Great deals. Short of the 50 percent off any Take Control order we gave attendees, there weren’t any other deals I was aware of this year. 0 points.
Freebies. There were tons, and it seemed that everyone went home with books from O’Reilly, a wide variety of t-shirts, mugs, and stickers. The big prizes came from Nvidia, which raffled off a number of high-end video cards. +1 point.
Snacks. ADHOC provides not only snacks and a constant supply of drinks but two lunches, a brunch, several pizza dinners, a banquet dinner, and an ice cream social. The snacks and drinks have tended toward serious junk food, which was why we donated money for fruit, but there was no reason to go hungry. My only complaint was that hotel food this year was below the standard of last year, and decidedly sub-par. +1 point.
Fun. It’s almost impossible to convey how much fun people have at ADHOC, but suffice to say that there are people who use vacation time to come each year. To be fair, the conference might be less fun for people who have trouble interacting socially with geeks, but my experience as a non-programmer was still stellar. +2 points.

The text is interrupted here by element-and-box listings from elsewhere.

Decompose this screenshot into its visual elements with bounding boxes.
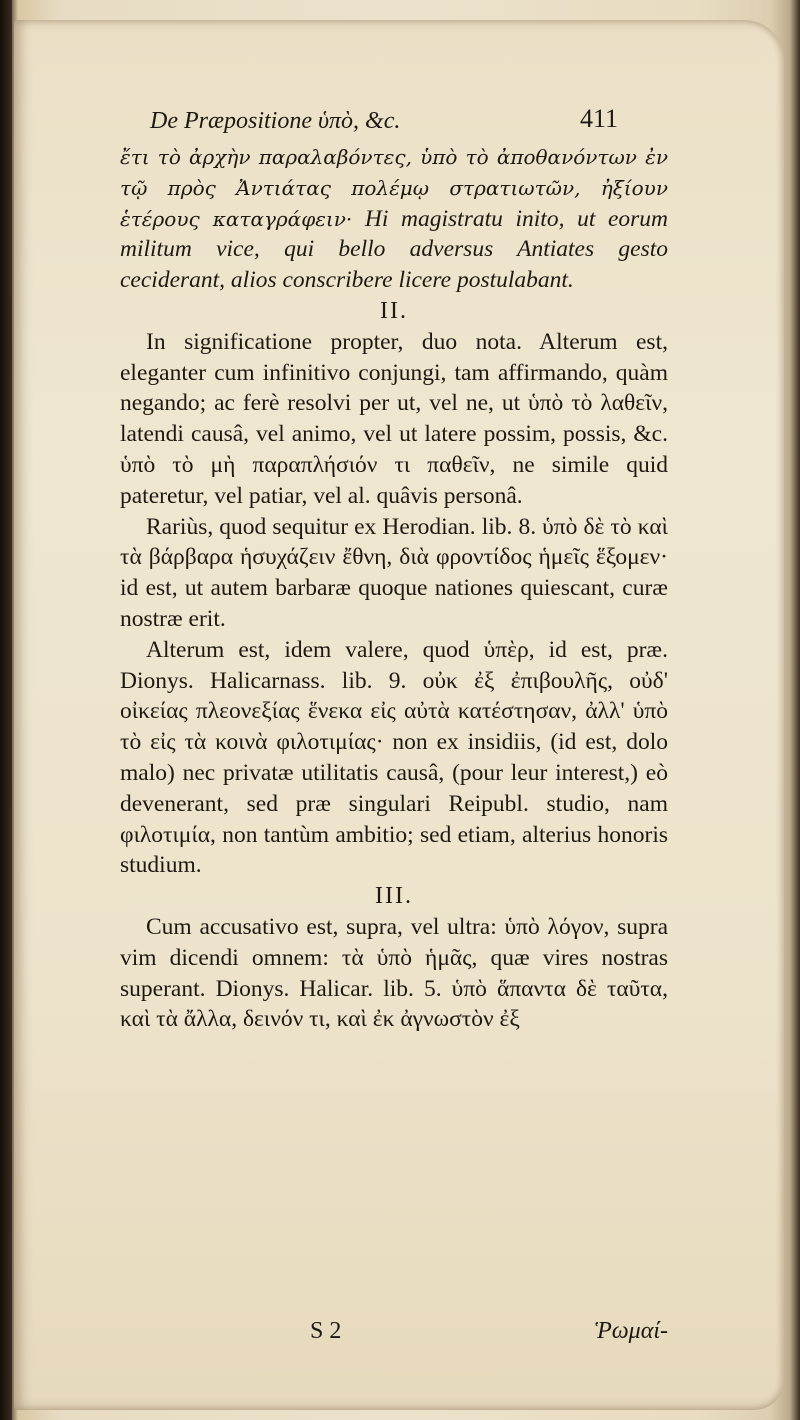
- paragraph-accusativo: Cum accusativo est, supra, vel ultra: ὑπὸ λόγον, supra vim dicendi omnem: τὰ ὑπὸ ἡμᾶς, quæ vires nostras superant. Dionys. Halicar. lib. 5. ὑπὸ ἅπαντα δὲ ταῦτα, καὶ τὰ ἄλλα, δεινόν τι, καὶ ἐκ ἀγνωστὸν ἐξ: [120, 913, 668, 1033]
- page-body: [120, 142, 668, 1035]
- greek-text: ἔτι τὸ ἀρχὴν παραλαβόντες, ὑπὸ τὸ ἀποθανόντων ἐν τῷ πρὸς Ἀντιάτας πολέμῳ στρατιωτῶν, ἠξίουν ἑτέρους καταγράφειν·: [120, 145, 668, 231]
- running-title-text: De Præpositione ὑπὸ, &c.: [150, 108, 401, 134]
- paragraph-herodian: Rariùs, quod sequitur ex Herodian. lib. 8. ὑπὸ δὲ τὸ καὶ τὰ βάρβαρα ἡσυχάζειν ἔθνη, διὰ φροντίδος ἡμεῖς ἕξομεν· id est, ut autem barbaræ quoque nationes quiescant, curæ nostræ erit.: [120, 513, 668, 632]
- catchword: Ῥωμαί-: [594, 1318, 668, 1344]
- latin-translation: Hi magistratu inito, ut eorum militum vice, qui bello adversus Antiates gesto ceciderant, alios conscribere licere postulabant.: [120, 205, 669, 294]
- paragraph-propter: In significatione propter, duo nota. Alterum est, eleganter cum infinitivo conjungi, tam affirmando, quàm negando; ac ferè resolvi per ut, vel ne, ut ὑπὸ τὸ λαθεῖν, latendi causâ, vel animo, vel ut latere possim, possis, &c. ὑπὸ τὸ μὴ παραπλήσιόν τι παθεῖν, ne simile quid pateretur, vel patiar, vel al. quâvis personâ.: [120, 328, 668, 509]
- paragraph-dionysius: Alterum est, idem valere, quod ὑπὲρ, id est, præ. Dionys. Halicarnass. lib. 9. οὐκ ἐξ ἐπιβουλῆς, οὐδ' οἰκείας πλεονεξίας ἕνεκα εἰς αὐτὰ κατέστησαν, ἀλλ' ὑπὸ τὸ εἰς τὰ κοινὰ φιλοτιμίας· non ex insidiis, (id est, dolo malo) nec privatæ utilitatis causâ, (pour leur interest,) eò devenerant, sed præ singulari Reipubl. studio, nam φιλοτιμία, non tantùm ambitio; sed etiam, alterius honoris studium.: [120, 636, 668, 879]
- signature-mark: S 2: [310, 1318, 342, 1344]
- section-number-ii: II.: [380, 297, 408, 324]
- section-number-iii: III.: [375, 883, 413, 910]
- page-number: 411: [580, 104, 619, 133]
- paragraph-greek-intro: [120, 142, 668, 296]
- book-spine-shadow: [0, 0, 12, 1420]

Community. The entire point of ADHOC is community, and the hotel lobby is always occupied by attendees working on their hacks or just hanging out and talking. Deals are made, relationships are cemented, and the standard farewell is, "See you next year, if not before." Younger attendees aren’t just tolerated, they’re welcomed and encouraged, and perhaps the only negative I could think of in this category is that it would be nice if more women attended. This year was no different. +2 points.
I’d like to reiterate that these ratings should not be compared to those I gave Macworld Expo recently; to do so would be to compare apples and oranges. I hope the ratings give you a sense of whether you’d like to attend next year; I’ll certainly be there. And for those regular attendees who skipped this year, we missed you, but it was definitely your loss. See you all next year, if not before!